For crews, the experience of using a digital twin will feel less like using a specialised engineering tool and more like working with a digital co-pilot: a system that can help synthesise complex, cross-domain data into clear guidance, while leaving final authority with the people on board.

As ships become larger and the crew leaner, these capabilities may be essential to operating cruise fleets safely, efficiently, and sustainably.

Consolidating systems

“Maritime operations involve highly interconnected systems, distributed data sources, and complex, often time-critical decisions, said Dr Gerald Däuble, head of LHIND Digital Twin at Lufthansa Industry Solutions, an IT consulting and system integration company that is part of the Lufthansa group.

The company has more than two decades of experience in maritime projects, supporting cruise lines, shipyards, and operators worldwide in building resilient digital capabilities and modern operating models.

Its maritime portfolio combines highly available IT infrastructures with advanced digital solutions tailored to ship operations. “We enhance these foundations with AI applications to improve efficiency, transparency, and operational safety, all aligned with practical onboard realities,” Däuble told CruiseTimes.

The LHIND digital twin enables transparency, cross-system coordination, and data-driven decision-making in complex ship environments – especially for crew who are not data scientists.

It consolidates data from multiple sources (systems, processes, sensors) into a single interactive platform. The company also offers guest-facing and optimisation solutions, such as digital boarding for faster check-in, efficient cabin management, guest-flow management in high-traffic zones, and AI-supported reduction of food waste. In each case, the digital twin turns operational complexity into actionable clarity.

Together with HIKvision and EW Production Services, LHIND has developed a man-overboard detection feature that is integrated in its digital twin. The system uses thermal and conventional imaging in fixed cameras and mobile binoculars, plus AI-based computer vision. These systems are combined and synchronised to create a clear, role-specific visualisation for everyone during such an emergency.

“Only by connecting all systems into a single smart solution do we create a reliable real-time operational picture, the foundation for fast, informed decision-making. This innovation emerged from collaborative ideas, integrated ecosystems rather than individual technologies,” Däuble said.

Compatibility vital

As with all computer-based systems, it is important that the software used in a digital twin works with all the relevant stakeholders.

But this was not always the case. In 2025, media reports started to circulate about a major German naval shipbuilding project running into unexpected difficulties.
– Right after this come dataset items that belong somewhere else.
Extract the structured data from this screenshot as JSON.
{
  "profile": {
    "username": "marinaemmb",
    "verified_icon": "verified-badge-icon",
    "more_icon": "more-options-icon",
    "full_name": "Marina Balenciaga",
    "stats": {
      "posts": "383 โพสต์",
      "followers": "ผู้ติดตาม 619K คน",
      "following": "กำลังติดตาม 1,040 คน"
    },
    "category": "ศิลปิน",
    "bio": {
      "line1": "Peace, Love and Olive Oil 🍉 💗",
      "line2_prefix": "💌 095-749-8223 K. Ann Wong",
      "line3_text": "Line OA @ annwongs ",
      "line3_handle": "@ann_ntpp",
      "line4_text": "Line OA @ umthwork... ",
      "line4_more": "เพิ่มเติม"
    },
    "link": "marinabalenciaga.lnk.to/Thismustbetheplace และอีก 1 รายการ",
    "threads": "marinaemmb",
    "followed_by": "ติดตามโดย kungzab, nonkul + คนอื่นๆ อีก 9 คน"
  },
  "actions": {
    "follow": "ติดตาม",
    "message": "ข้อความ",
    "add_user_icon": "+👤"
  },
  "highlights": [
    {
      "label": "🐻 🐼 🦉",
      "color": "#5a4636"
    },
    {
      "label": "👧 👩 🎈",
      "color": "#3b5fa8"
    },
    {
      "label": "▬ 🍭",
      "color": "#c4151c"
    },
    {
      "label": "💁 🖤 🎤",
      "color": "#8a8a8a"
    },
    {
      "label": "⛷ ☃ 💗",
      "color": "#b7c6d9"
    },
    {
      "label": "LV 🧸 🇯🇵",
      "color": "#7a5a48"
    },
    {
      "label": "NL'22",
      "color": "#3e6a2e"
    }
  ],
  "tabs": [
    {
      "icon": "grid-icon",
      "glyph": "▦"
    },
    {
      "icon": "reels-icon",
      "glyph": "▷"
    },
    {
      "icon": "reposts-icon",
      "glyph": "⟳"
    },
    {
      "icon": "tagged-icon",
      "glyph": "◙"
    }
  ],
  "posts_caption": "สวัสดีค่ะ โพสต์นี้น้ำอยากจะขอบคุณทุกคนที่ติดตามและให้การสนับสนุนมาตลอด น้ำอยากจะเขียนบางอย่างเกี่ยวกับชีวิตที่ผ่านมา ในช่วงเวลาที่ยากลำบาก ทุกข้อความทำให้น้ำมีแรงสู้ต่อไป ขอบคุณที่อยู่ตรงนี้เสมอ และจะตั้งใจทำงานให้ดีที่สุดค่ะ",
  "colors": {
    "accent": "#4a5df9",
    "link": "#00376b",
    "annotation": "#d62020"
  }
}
It involved a series of six 10,550-tonne displacement frigates of a new class, called the F-126. The Damen group was in charge of the design, and the ships were to be built in Germany by Blohm + Voss and Peene-Werft.

On 13 February 2026, a report emerged in Defense and Security Monitor that said: “IT interfaces used in the design and manufacturing system reportedly had significant technical problems, slowing the process down considerably. To make matters worse, Damen ran into problems transferring vital construction plans and information to German partners, a problem that was only declared resolved in January 2026. The resulting backlogs have delayed the project at least three years, with some German lawmakers complaining that the Navy could not offer a firm operational date for the first ship.”

Although this is precisely the kind of costly scenario the cruise industry ought to avoid, it should in no way overshadow the efficacy of digital twins in ship design and operation, or dampen the enthusiasm for developing and adopting the technology for the sector, because it offers exciting opportunities.